Egypt activists give ultimatum for protest law


CAIRO — Scores of Egyptian activists ended their sit-in outside the Ittihadiya presidential palace on Monday, giving a three-day ultimatum for interim President Adly Mansour to scrap an anti-protest law.
The activists said that they will stage a new-sit if the interim President failed to scrap the anti-protest law – which requires police permission for staging demonstrations – and order an amnesty for three jailed prominent activists.
"If the presidency failed to respond, we will join hands with other revolutionary groups to stage an open-ended sit-in outside the presidential palace," Nourhan Hefzi, the wife of activist Ahmed Douma, said.

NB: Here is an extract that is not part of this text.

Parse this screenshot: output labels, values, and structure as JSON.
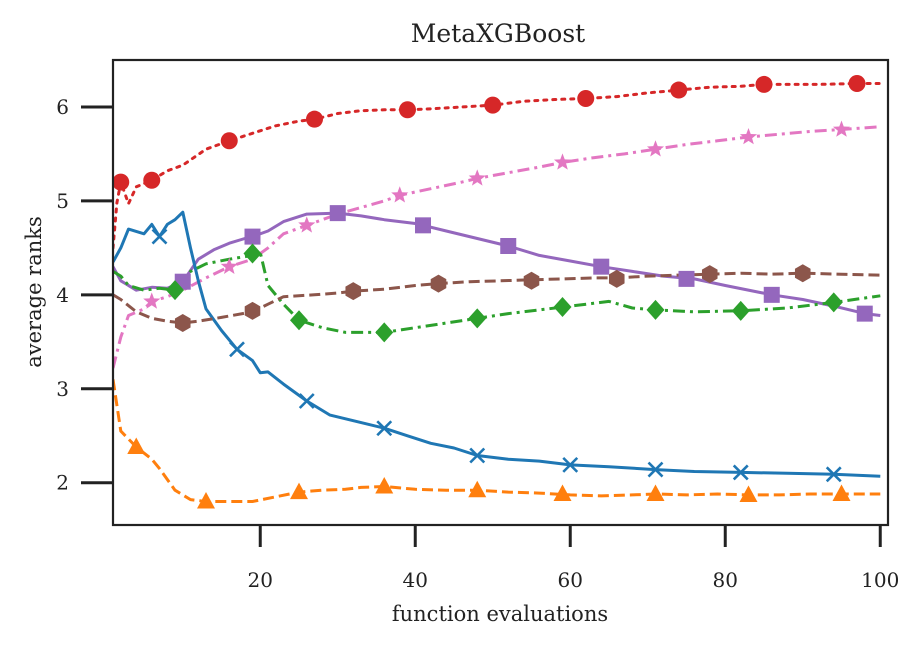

The activists had gathered outside the palace to protest a court ruling upholding three-year jail terms for Douma, founder of the April 6 youth group Ahmed Maher and leading group member Mohamed Adel, they were found guilty of assaulting security forces and staging an unlicensed protest outside the Egyptian prosecutor-general's office in downtown Cairo last November.
Maher, Adel and Douma were among the young activists who spearheaded Egypt's January 2011 revolution, which ended autocratic president Hosni Mubarak's 30-year rule and supported last year's June 30 demonstrations, which paved the way for the July 3 ouster of Egypt's first freely elected president.